Consultez le Bulletin officiel des finances publiques-Impôts (BOFiP-Impôts). Le site regroupe, dans une base unique et consolidée, l’ensemble des commentaires de la législation fiscale publiés par la Direction générale des finances publiques (DGFiP). Rubrique : IR - Champ d’application et territorialité - Personnes imposables et domicile fiscal.

Rapprochez-vous de la direction des ressources humaines de l’organisation qui vous rémunère.

Internet et contacts utiles :

Le site regroupe les informations relatives aux aspects fiscaux de l’expatriation 
www.impots.gouv.fr (rubrique « particuliers > vos préoccupations > vivre hors de France »)

Direction des impôts des non-résidents (DINR)
10, rue du Centre
93 465 NOISY-le-GRAND CEDEX
Tél : 01 72 95 20 42

Courriel :  via votre messagerie sécurisée sur votre compte personnel

Retraite

Les personnes qui, au cours de leur carrière, travaillent en France et dans des organisations internationales, ont droit à plusieurs retraites, déterminées en fonction du statut de l’organisation internationale et de la carrière exercée en France.
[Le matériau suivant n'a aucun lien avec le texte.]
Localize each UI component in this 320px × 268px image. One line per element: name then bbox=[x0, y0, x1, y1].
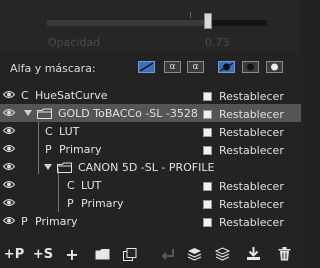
layer-name: LUT bbox=[59, 125, 80, 138]
layer-row-group[interactable]: CANON 5D -SL - PROFILE bbox=[0, 158, 301, 176]
mask-invert-icon bbox=[219, 62, 234, 72]
eye-icon[interactable] bbox=[3, 162, 15, 171]
mask-invert-button[interactable] bbox=[218, 61, 235, 73]
folder-icon bbox=[57, 162, 72, 173]
reset-checkbox[interactable] bbox=[203, 200, 212, 209]
reset-label: Restablecer bbox=[219, 198, 284, 211]
return-arrow-icon bbox=[162, 248, 174, 260]
alpha-icon: α bbox=[169, 61, 176, 72]
mask-circle-icon bbox=[247, 63, 254, 71]
opacity-label: Opacidad bbox=[48, 36, 101, 49]
folder-icon bbox=[95, 249, 109, 260]
reset-label: Restablecer bbox=[219, 180, 284, 193]
layer-type-letter: P bbox=[21, 215, 28, 228]
eye-icon[interactable] bbox=[3, 180, 15, 189]
opacity-section: Opacidad 0.73 bbox=[0, 0, 301, 52]
reset-control[interactable]: Restablecer bbox=[203, 144, 284, 157]
reset-control[interactable]: Restablecer bbox=[203, 108, 284, 121]
download-icon bbox=[246, 247, 260, 260]
eye-icon[interactable] bbox=[3, 126, 15, 135]
layers-icon bbox=[187, 248, 201, 261]
layer-name: Primary bbox=[81, 197, 124, 210]
layer-stack-button[interactable] bbox=[186, 246, 202, 262]
layer-stack-down-button[interactable] bbox=[214, 246, 230, 262]
export-button[interactable] bbox=[245, 246, 261, 262]
alpha-button-2[interactable]: α bbox=[187, 61, 204, 73]
layer-type-letter: C bbox=[21, 89, 29, 102]
opacity-value: 0.73 bbox=[205, 36, 230, 49]
layer-row[interactable]: C LUT Restablecer bbox=[0, 122, 301, 140]
layer-type-letter: P bbox=[67, 197, 74, 210]
eye-icon[interactable] bbox=[3, 216, 15, 225]
layer-name: Primary bbox=[35, 215, 78, 228]
layer-name: LUT bbox=[81, 179, 102, 192]
alpha-invert-button[interactable] bbox=[138, 61, 155, 73]
eye-icon[interactable] bbox=[3, 108, 15, 117]
alpha-mask-row: Alfa y máscara: α α bbox=[0, 56, 301, 78]
expand-arrow-icon[interactable] bbox=[24, 110, 32, 116]
merge-button[interactable] bbox=[161, 246, 177, 262]
reset-checkbox[interactable] bbox=[203, 92, 212, 101]
delete-button[interactable] bbox=[276, 246, 292, 262]
reset-label: Restablecer bbox=[219, 90, 284, 103]
alpha-icon: α bbox=[192, 61, 199, 72]
reset-control[interactable]: Restablecer bbox=[203, 90, 284, 103]
layer-name: Primary bbox=[59, 143, 102, 156]
layer-row-selected[interactable]: GOLD ToBACCo -SL -3528 Restablecer bbox=[0, 104, 301, 122]
copy-icon bbox=[123, 247, 137, 261]
layer-row[interactable]: P Primary Restablecer bbox=[0, 140, 301, 158]
expand-arrow-icon[interactable] bbox=[44, 164, 52, 170]
reset-control[interactable]: Restablecer bbox=[203, 126, 284, 139]
layer-name: HueSatCurve bbox=[35, 89, 108, 102]
reset-checkbox[interactable] bbox=[203, 128, 212, 137]
reset-checkbox[interactable] bbox=[203, 110, 212, 119]
layers-panel: Opacidad 0.73 Alfa y máscara: α α C HueS… bbox=[0, 0, 301, 268]
reset-label: Restablecer bbox=[219, 216, 284, 229]
layers-down-icon bbox=[214, 247, 230, 261]
reset-control[interactable]: Restablecer bbox=[203, 180, 284, 193]
layer-row[interactable]: P Primary Restablecer bbox=[0, 194, 301, 212]
trash-icon bbox=[278, 247, 290, 261]
eye-icon[interactable] bbox=[3, 144, 15, 153]
layer-row[interactable]: C LUT Restablecer bbox=[0, 176, 301, 194]
add-primary-button[interactable]: +P bbox=[4, 246, 24, 262]
add-button[interactable]: + bbox=[64, 245, 80, 264]
opacity-slider[interactable] bbox=[47, 20, 267, 26]
copy-button[interactable] bbox=[122, 246, 138, 262]
reset-label: Restablecer bbox=[219, 144, 284, 157]
layer-name: CANON 5D -SL - PROFILE bbox=[78, 161, 215, 174]
reset-checkbox[interactable] bbox=[203, 182, 212, 191]
folder-icon bbox=[37, 108, 52, 119]
layer-list: C HueSatCurve Restablecer GOLD ToBACCo -… bbox=[0, 84, 301, 232]
mask-button-2[interactable] bbox=[266, 61, 283, 73]
opacity-slider-fill bbox=[47, 20, 208, 26]
add-group-button[interactable] bbox=[94, 246, 110, 262]
eye-icon[interactable] bbox=[3, 90, 15, 99]
mask-button-1[interactable] bbox=[242, 61, 259, 73]
opacity-slider-handle[interactable] bbox=[203, 13, 212, 29]
add-secondary-button[interactable]: +S bbox=[33, 246, 53, 262]
layer-type-letter: C bbox=[45, 125, 53, 138]
layer-name: GOLD ToBACCo -SL -3528 bbox=[58, 107, 198, 120]
bottom-toolbar: +P +S + bbox=[0, 240, 301, 268]
alpha-invert-icon bbox=[139, 62, 154, 72]
reset-checkbox[interactable] bbox=[203, 146, 212, 155]
alpha-button-1[interactable]: α bbox=[164, 61, 181, 73]
layer-row[interactable]: C HueSatCurve Restablecer bbox=[0, 86, 301, 104]
layer-row[interactable]: P Primary Restablecer bbox=[0, 212, 301, 230]
reset-control[interactable]: Restablecer bbox=[203, 198, 284, 211]
layer-type-letter: P bbox=[45, 143, 52, 156]
eye-icon[interactable] bbox=[3, 198, 15, 207]
reset-label: Restablecer bbox=[219, 108, 284, 121]
reset-label: Restablecer bbox=[219, 126, 284, 139]
mask-circle-icon bbox=[271, 63, 278, 71]
slider-tick bbox=[190, 12, 191, 18]
alpha-mask-label: Alfa y máscara: bbox=[10, 62, 96, 75]
reset-control[interactable]: Restablecer bbox=[203, 216, 284, 229]
layer-type-letter: C bbox=[67, 179, 75, 192]
reset-checkbox[interactable] bbox=[203, 218, 212, 227]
Les textes applicables sont différents selon qu’il s’agit des institutions européennes ou des organisations internationales.

Le régime de pension des personnels de l’Union européenne fait la synthèse des différents régimes des fonctions publiques nationales. Les règlements européens prévoient une coordination en matière de retraite dès lors que les personnes sont ou ont été soumises à la législation de sécurité sociale d’au moins deux Etats. Les périodes d’assurance ou de résidence validées par un ou plusieurs Etats de la zone d’application de ces règlements peuvent être prises en compte.

Sites Internet :

http://ec.europa.eu/social/main.jsp?langId=fr&catId=860
http://www.cleiss.fr/particuliers/preparer_votre_retraite883.html

Un fonctionnaire effectuant une partie de sa carrière à l’international a l’obligation de cotiser au régime de retraite de l’Organisation internationale auprès de laquelle il est détaché.

La possibilité lui est offerte de continuer à cotiser dans le régime spécial de la fonction publique française : cette mesure n’implique pas pour autant un cumul des prestations au-delà de ce qu’elles auraient été en l’absence de détachement.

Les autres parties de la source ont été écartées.